Nos kermesses villageoises ou ducasses sont la fête du saint patron. Chez nous, c'est la Saint-Laurent, fêtée le 10 août, qui conduisait les festivités et non le 15 août qui en marquait la fin. Et si le 10 août tombait en semaine, c'est le dimanche le plus proche qui marquait les prémices des festins. Le dimanche qui suit le 15 août, comme le dit votre article, n'est pas le repère, c'est saint Laurent, patron du village qui ne doit pas être confondu avec saint Sébastien, patron de la paroisse, fêté le 20 janvier. En quoi consistait la kermesse jadis, jusqu'aux environs des années 60?

Le samedi soir : 
our précédant les festivités du lendemain : annonce par les tirs des « campes » durant plusieurs heures, détonations tonitruantes qui s'entendaient dans tous les villages à la ronde. Le dimanche, messe et sortie de la procession en l'honneur de Notre-Dame de l'Assomption avec la participation de la fanfare royale «Les Échos de Loyers ». 

Après-midi : 
au kiosque, concert donné par la fanfare locale au cours duquel était servi le vin d'honneur aux autorités; le concert était suivi du cortège vers le monument aux morts avec dépôt de gerbes.
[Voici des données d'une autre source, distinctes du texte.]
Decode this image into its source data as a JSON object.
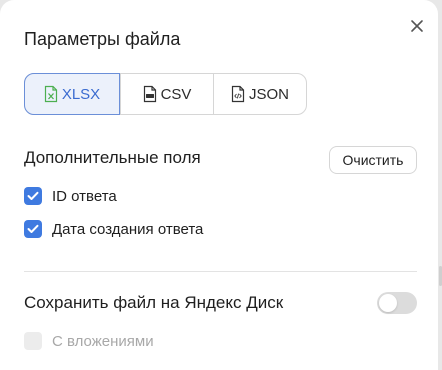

Suivait la première danse avec la distribution des cocardes que les jeunes cavaliers épinglaient sur la poitrine de leur partenaire. Ces insignes étaient vendus au profit de l'organisation. Le soir, bals dans tous les cafés.

Le lundi : 
deuxième jour, dès l'aube, la jeunesse munie de mannes récoltait les tartes, fleurs et vivres dans chaque maison pour la vente aux enchères dite «vente des tartes» par les membres de la jeunesse juchés sur le mur du cimetière. C'était à l'issue de la messe chantée pour les défunts et les victimes des deux guerres. Ensuite, débutait le tour du Coq dont le cortège était précédé du drapeau de la jeunesse avec quelques musiciens de la phalange locale. Les jeunes, bras dessus bras dessous, dansaient en marchant sur toute la largeur de la route au rythme des airs folkloriques traditionnels.

Première étape : 
le château où les comtes de Beauf-fort attendaient leurs invités sur le perron. Distribution des boissons et friandises et le maître jeune-homme invitait la comtesse pour ouvrir la danse après avoir offert un canard le cou enrubanné de bleu. Le cortège se remettait ensuite en marche sur l'air «Encore un p'tit verre de vin pour nous mettre en route... pour nous mettre en train». Même scénario pour les arrêts suivants.
Et la fête se poursuivait le jour du 15 août : après-midi, distribution gratuite des tickets aux enfants pour les attractions foraines et bal le soir.
Quinze jours après, avait lieu la remise, «li rlachaude». L'après-midi : jeux populaires sur la place suivis de la danse des vieux dite des «vis paltots». Ceux-ci, en couple et entre les danses, tournaient en rond les bras entrelacés jusqu'à la reprise des airs au rythme d'autrefois.
Il y avait aussi la petite kermesse, la petite fête qui se déroulait le dimanche de la solennité de la Fête-Dieu en juin. Elle se limitait à la procession en l'honneur du Saint Sacrement et à la présence des attractions foraines et aux bals organisés le soir dans les cafés. La réinstauration motivée par l'une ou l'autre circonstance de la vie associative villageoise serait peut-être une idée à creuser.

Les jeux à l'ancienne
A Loyers, on a toujours fait la fête. Si le festival de la Miaou a vécu sa 30e édition cette année, la kermesse connaissait déjà un vif succès bien avant. Elle se déroulait le dimanche précédant le 15 août. Et un peu comme le lundi des Wallonies appartient aux Namurois, le lundi suivant la kermesse revenait aux Loyersois. La journée débutait dès l'aube quand les jeunes garçons sillonnaient les rues du village pour réveiller les jeunes demoiselles et récolter des vivres auprès des aînés. Choux, carottes, biscuits, galettes et autres légumes ou friandises remplissaient ainsi une manne dont le contenu était vendu un peu plus tard sur le mur du cimetière à la sortie de la messe. Puis une poignée de musiciens emmenaient un cortège dans les rues. On faisait halte au château, à la ferme et chez le mayeur. On offrait alors un canard aux hôtes avant d'esquisser ensemble quelques pas de danse. La journée se clôturait par le tour des nombreux cafés de l'époque.Quinze jours plus tard, la fête reprenait de plus belle lors d'une journée baptisée Remise de la kermesse et au cours de laquelle des jeux à l'ancienne étaient organisés par les jeunes du village.